FP pensa che glielo deve, nonostante tutto, non ad Archie, ma a Fred ed è tutto istinto quando si siede accanto a quel ragazzino tremante che potrebbe essere suo figlio e che fissa una tomba, e gli stringe la mano. Non può fare a meno di pensare come, senza Fred, Riverdale sembrasse essere dimagrita di venti chili, tutto d’un colpo, come dopo una lunga carestia, mentre il giovane dai capelli rossi si guarda intorno e pensa a come in fondo nessuno capisse davvero. Non capivano cosa volesse dire essere il figlio di Fred Andrews e perderlo così. Non capivano cosa avrebbe significato non incontrare più il suo sguardo di approvazione ogni volta che suonava qualcosa. Avrei voluto dirgli addio” inizia il giovane Andrews. “Invece non credo di averlo salutato, l’ultima volta che ci siamo visti... Non ricordo neanche cosa ci siamo detti l’ultima volta che ci siamo visti”. FP lo abbraccia, mentre il ragazzino cerca di imporsi un contegno da principe di neve, e non può fare a meno di pensare a come la storia si ripeta, a come aveva dovuto consolare tanti anni prima un altro Andrews, in un tempo troppo lontano perché abbia ancora significato.

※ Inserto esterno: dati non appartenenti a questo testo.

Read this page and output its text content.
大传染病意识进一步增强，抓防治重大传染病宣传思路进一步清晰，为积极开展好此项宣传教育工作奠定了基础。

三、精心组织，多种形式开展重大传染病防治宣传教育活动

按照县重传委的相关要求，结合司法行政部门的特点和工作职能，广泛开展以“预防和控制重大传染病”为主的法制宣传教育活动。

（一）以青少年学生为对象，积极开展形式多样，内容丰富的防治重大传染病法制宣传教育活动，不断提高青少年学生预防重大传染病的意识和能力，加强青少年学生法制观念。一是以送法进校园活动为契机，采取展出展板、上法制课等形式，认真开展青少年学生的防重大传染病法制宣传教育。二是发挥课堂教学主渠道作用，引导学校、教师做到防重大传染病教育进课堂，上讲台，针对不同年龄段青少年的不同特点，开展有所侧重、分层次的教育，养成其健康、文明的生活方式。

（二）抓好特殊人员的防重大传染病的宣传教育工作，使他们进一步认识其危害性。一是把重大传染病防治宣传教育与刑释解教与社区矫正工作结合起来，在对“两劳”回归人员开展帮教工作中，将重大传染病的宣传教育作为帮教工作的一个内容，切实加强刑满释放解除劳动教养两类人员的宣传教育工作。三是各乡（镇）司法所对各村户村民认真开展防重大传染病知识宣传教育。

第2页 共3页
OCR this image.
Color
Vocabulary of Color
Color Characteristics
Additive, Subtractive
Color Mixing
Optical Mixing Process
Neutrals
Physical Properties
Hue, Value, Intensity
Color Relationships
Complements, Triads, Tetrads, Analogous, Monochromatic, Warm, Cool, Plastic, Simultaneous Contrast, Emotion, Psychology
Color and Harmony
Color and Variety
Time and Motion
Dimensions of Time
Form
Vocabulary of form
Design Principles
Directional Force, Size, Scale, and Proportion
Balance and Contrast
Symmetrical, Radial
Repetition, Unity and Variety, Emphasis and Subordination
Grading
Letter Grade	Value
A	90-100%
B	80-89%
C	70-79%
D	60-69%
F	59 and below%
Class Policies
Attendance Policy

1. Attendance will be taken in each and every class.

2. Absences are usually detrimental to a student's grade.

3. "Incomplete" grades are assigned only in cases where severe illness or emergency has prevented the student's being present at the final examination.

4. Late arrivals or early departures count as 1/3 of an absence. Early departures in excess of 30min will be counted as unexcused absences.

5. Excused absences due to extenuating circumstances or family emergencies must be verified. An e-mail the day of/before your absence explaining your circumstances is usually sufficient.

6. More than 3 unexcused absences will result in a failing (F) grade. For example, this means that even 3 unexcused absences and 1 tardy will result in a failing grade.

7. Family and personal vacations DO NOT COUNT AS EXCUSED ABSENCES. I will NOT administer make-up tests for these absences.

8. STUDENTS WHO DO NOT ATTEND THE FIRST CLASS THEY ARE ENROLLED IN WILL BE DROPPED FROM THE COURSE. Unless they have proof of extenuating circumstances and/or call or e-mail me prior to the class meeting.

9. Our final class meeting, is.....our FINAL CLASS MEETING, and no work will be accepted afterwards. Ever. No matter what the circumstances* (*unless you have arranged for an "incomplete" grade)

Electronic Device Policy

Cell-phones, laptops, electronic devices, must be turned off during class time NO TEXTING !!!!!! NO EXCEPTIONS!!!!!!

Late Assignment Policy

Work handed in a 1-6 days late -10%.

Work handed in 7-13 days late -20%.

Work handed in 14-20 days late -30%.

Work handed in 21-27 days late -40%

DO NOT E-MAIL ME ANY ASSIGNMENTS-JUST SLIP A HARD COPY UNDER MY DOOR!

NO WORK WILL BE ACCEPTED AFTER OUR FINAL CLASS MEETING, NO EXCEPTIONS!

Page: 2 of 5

Non c’era bisogno, ragazzo. Lui lo sapeva già”.


 

E non importa, perché anche se il tempo non ci ha permesso un ultimo abbraccio, io lo sapevo.

E spero che tu riesca a sentirla, questa mia consapevolezza, questo mio orgoglio, Archie.

Anche se non urlo.

Anche se sussurro – perché la direzione è solo cambiata: prima ero per terra, adesso sono nell’aria.

Note dell'autrice 

- primo tentativo nel fandom, spinta dalla necessità di omaggiare un po' la memoria di Luke.